European shares rose in early trading on Wednesday, bouncing from the previous session's sell-off, with Adecco surging 3.6 per cent after its fourth-quarter profit beat expectations.

The world's largest staffing group said it expects a pick-up in economic growth to increase demand for flexible labour this year, putting it on track to hit its margin target in 2015. Its shares were up 2.6 per cent.

Credit Suisse climbed again, up 1.6 per cent. The stock surged nearly 8 per cent on Tuesday after the Swiss lender said it had hired Prudential head Tidjane Thiam as its new CEO.

Bucking the trend, Deutsche Post fell 3.6 per cent after the postal and logistics firm gave a lower-than-expected profit target for 2015 as restructuring at its freight forwarding division continues to dampen earnings.

Shares in JCDecaux sank 6.2 per cent after the holding company of the Decaux family sold a 5.4 per cent stake in the outdoor advertising group.

At 0830 GMT, the FTSEurofirst 300 index of top European shares was up 0.8 per cent at 1,565.39 points, after losing 1 per cent on Tuesday.

US stocks dropped on Tuesday, with the S&P 500 falling 1.7 per cent and turning negative on the year, on mounting worries over the pace of economic growth while the Federal Reserve is expected to raise interest rates as soon as June.

"The strong rise in the dollar is hurting the U.S. economy.
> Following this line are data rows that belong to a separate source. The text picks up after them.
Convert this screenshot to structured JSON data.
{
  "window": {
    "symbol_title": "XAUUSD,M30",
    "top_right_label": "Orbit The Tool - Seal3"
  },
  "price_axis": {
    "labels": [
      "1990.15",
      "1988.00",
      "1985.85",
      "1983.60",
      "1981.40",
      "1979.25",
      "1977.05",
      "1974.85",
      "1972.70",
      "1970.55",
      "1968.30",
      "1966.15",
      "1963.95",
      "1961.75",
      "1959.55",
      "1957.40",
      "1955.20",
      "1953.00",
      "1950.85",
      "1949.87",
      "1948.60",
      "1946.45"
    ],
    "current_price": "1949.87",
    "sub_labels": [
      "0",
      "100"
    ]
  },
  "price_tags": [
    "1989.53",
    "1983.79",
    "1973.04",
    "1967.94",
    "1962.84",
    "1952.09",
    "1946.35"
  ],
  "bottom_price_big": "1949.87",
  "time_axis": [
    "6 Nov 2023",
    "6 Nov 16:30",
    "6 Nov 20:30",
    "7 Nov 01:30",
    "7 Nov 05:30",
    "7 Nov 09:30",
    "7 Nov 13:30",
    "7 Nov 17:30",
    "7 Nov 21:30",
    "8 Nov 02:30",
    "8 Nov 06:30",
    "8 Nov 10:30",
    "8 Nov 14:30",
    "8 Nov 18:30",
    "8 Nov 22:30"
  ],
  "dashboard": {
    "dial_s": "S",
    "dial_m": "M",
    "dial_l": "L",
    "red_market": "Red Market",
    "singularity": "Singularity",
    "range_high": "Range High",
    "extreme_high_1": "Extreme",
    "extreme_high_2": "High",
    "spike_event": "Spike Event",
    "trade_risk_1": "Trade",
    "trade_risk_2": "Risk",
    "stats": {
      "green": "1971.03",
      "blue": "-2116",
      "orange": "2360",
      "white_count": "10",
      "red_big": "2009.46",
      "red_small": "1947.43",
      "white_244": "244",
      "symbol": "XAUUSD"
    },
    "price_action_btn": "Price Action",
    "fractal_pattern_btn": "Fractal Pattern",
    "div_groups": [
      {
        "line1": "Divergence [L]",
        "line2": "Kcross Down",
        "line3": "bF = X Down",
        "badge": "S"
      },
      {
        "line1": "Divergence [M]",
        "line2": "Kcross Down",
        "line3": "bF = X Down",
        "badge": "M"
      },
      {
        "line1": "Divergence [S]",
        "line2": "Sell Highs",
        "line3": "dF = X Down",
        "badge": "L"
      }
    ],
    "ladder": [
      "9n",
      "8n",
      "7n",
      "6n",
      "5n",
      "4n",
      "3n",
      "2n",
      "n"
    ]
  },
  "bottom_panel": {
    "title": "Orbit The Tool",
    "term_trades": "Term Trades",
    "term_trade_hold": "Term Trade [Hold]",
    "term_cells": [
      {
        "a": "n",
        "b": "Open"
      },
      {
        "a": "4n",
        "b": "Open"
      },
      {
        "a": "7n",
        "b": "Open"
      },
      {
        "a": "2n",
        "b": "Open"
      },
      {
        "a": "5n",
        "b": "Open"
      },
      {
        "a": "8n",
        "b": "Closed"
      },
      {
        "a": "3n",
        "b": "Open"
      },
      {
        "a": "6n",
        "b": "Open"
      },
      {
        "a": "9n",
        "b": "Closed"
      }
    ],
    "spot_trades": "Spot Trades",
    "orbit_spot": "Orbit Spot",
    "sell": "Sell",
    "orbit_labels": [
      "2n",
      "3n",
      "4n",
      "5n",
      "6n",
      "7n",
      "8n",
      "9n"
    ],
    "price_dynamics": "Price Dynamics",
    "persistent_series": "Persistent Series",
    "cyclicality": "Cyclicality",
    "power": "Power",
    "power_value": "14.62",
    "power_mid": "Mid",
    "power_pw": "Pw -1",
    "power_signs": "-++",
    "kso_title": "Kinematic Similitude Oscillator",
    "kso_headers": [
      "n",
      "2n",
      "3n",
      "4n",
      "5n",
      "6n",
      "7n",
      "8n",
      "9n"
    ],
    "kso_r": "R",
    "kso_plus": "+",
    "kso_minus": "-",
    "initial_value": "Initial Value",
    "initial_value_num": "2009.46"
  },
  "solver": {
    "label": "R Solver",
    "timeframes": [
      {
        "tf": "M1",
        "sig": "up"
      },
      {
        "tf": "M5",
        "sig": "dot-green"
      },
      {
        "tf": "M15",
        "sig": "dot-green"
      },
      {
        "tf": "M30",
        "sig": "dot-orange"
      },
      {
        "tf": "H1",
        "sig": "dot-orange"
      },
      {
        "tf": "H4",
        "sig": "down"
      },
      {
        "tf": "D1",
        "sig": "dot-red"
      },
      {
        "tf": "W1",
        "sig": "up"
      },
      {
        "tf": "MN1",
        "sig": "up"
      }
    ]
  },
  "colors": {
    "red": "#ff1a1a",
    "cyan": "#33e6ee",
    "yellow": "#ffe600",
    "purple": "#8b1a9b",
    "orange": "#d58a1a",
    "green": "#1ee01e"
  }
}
Yesterday's data showed wholesale sales dropping, and this is rattling investors," said Mirabaud Securities senior equity sales trader John Plassard in Geneva.

Data showed on Tuesday US wholesale sales falling 3.1 per cent, the largest drop since March 2009.

European stocks have been strongly outpacing Wall Street since the start of the year, with the FTSEurofirst 300 up 14 per cent in 2015, supported by strong investment inflows as the European Central Bank starts its quantitative easing programme, aiming to boost economic growth and push inflation higher.